Anxious to start I grabbed a cup and started layering the colors.  White, blue, green, and  then a squirt of silicone.


I continued with 2 more sets of layers, then cut into the layers with a plastic knife (remember not to stir/mix the colors, just cut into them).  Time for the flip….and breath holding…and a small prayer (PLEASE let this work!)  WAHOOOOOO!!


Oh my goodness, from the get go Cell’s were forming in multiples! Time for tilting and spreading the paint. I let it sit for a minute or two while I ran to grab a straw (remember no heat gun today), then began to tilt. The mix  moved a lot faster than in previous experiments. That either means that the mix is TOO thin or I finally have the right balance of paint to base ( only time will tell).  Either way the cells were popping, creating amazing results!


Holy Cannoli!!! That is gorgeous!  I jumped to grab another canvas and repeated the process, layering paints in a different order.  Cut, flip, pull the cup….WOW!


Oh my goodness this is fun! Magical unicorn fun!!  I grabbed a third…IMG_0440

Ok it works on canvas.  I wondered what would happen on wood. I have a huge stash of materials in my studio, so I grabbed 2 long skinny trays that I picked up “ just because”.  Finally something to do with them!

I layered the paints and silicone just as before. This time I decided to pour the paint rather than flip, mainly because of how long the trays were.  I poured and held my breath…WOWSER! I think this is my favorite so far ( yes I know I’ve said that before).  The cells began popping out. I gently blew on them with a straw and it brought more to the surface. I quickly learned how much force was needed since too much air created muddied areas rather than beauty.

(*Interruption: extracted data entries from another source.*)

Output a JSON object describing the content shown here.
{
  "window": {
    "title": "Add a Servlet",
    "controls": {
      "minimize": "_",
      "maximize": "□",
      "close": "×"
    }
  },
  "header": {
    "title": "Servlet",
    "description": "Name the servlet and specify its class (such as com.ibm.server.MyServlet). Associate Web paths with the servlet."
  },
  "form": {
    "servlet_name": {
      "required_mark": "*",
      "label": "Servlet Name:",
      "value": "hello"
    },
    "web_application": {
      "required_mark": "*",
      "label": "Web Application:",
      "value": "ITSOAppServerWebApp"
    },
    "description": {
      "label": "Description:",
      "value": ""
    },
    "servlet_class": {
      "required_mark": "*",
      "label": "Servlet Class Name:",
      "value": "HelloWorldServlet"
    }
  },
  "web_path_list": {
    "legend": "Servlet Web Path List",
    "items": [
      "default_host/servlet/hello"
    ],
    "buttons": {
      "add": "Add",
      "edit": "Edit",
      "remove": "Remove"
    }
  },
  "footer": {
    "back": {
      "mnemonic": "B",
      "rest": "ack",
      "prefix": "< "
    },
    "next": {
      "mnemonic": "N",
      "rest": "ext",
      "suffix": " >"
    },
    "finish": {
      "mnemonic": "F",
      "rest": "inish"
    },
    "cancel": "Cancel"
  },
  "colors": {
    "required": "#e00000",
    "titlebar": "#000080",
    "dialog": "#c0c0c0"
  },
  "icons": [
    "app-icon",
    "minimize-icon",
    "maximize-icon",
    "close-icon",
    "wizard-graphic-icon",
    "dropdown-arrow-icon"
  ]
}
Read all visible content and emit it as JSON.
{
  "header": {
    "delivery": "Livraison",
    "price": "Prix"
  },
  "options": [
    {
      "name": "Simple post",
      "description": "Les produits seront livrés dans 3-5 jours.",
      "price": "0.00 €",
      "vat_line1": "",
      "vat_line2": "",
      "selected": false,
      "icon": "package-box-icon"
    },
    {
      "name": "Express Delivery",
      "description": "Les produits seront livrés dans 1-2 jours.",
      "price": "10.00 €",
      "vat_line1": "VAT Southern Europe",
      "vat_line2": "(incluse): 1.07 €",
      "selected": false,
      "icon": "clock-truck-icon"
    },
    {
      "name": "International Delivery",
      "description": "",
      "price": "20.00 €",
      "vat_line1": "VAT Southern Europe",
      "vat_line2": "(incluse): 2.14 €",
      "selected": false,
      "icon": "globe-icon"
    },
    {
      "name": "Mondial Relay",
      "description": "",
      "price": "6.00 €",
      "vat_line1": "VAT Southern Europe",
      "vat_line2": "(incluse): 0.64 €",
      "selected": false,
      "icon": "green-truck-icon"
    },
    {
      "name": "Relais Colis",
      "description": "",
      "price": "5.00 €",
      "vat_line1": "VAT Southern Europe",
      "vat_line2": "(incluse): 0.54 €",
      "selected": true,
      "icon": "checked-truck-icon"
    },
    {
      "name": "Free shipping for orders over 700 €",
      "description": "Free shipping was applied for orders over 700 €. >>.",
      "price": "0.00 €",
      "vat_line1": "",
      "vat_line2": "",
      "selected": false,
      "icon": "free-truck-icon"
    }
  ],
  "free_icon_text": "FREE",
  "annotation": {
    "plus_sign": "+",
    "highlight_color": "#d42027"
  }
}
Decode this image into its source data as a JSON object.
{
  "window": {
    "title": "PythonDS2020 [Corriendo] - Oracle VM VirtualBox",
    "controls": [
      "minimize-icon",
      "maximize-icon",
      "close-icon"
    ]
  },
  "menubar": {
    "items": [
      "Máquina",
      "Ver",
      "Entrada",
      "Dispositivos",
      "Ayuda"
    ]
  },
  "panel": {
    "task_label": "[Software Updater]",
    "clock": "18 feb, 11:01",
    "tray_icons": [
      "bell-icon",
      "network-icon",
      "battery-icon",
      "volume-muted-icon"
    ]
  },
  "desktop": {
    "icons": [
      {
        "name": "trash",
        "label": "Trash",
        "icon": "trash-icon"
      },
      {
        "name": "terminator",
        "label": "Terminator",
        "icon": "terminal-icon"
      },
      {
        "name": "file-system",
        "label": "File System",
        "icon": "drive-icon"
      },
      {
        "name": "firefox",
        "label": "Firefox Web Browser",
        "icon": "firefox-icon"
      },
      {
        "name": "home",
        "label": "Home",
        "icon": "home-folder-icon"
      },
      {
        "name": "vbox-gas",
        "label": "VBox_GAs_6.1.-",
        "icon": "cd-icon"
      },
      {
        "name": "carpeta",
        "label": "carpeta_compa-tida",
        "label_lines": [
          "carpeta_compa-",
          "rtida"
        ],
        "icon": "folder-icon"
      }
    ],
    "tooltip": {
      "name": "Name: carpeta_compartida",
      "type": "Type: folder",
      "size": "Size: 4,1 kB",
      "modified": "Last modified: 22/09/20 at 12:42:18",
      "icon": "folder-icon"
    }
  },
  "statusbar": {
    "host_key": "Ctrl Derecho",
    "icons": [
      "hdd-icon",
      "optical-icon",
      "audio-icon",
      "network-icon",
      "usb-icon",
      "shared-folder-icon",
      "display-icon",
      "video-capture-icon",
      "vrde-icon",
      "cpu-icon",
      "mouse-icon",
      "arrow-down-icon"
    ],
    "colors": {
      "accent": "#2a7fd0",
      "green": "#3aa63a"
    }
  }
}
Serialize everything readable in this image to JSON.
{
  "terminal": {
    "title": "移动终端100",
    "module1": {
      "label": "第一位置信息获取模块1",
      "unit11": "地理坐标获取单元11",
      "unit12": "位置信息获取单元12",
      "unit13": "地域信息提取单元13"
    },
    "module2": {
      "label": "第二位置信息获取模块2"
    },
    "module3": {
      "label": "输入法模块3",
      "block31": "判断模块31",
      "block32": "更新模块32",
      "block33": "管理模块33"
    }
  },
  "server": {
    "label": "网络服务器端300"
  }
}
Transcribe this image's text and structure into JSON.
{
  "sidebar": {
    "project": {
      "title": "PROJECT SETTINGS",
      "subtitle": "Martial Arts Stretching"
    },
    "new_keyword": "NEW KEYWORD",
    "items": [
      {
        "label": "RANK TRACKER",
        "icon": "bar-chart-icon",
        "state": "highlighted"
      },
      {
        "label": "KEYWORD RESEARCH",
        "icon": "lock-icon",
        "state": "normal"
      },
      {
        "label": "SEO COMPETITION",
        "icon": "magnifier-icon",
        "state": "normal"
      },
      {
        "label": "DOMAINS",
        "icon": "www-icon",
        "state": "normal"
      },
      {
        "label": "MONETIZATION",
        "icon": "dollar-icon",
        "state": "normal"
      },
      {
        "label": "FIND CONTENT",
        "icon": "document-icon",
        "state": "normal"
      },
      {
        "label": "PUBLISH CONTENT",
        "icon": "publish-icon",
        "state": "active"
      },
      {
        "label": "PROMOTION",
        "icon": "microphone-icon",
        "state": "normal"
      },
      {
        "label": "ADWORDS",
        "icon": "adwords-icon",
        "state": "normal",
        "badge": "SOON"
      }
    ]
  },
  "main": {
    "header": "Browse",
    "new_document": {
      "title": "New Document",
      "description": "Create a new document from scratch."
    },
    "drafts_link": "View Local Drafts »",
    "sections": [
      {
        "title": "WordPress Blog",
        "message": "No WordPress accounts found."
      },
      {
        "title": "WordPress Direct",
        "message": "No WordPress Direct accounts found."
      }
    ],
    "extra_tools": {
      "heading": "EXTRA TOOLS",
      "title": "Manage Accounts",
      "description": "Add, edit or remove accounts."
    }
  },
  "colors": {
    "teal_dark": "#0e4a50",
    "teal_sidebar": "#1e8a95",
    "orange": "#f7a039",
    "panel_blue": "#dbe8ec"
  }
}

While working on the first tray I glanced at the canvases and noticed areas where the canvas seemed to resist the paint! That’s what I get for using bargain canvases from Ross.  Or perhaps the paint mix was too thin and it all ran off? Either way I used the plastic knife to scoop up paint from the tablecover and drizzle it over the “naked” areas. It seemed to do the trick, but I won’t actually know until the canvases dry.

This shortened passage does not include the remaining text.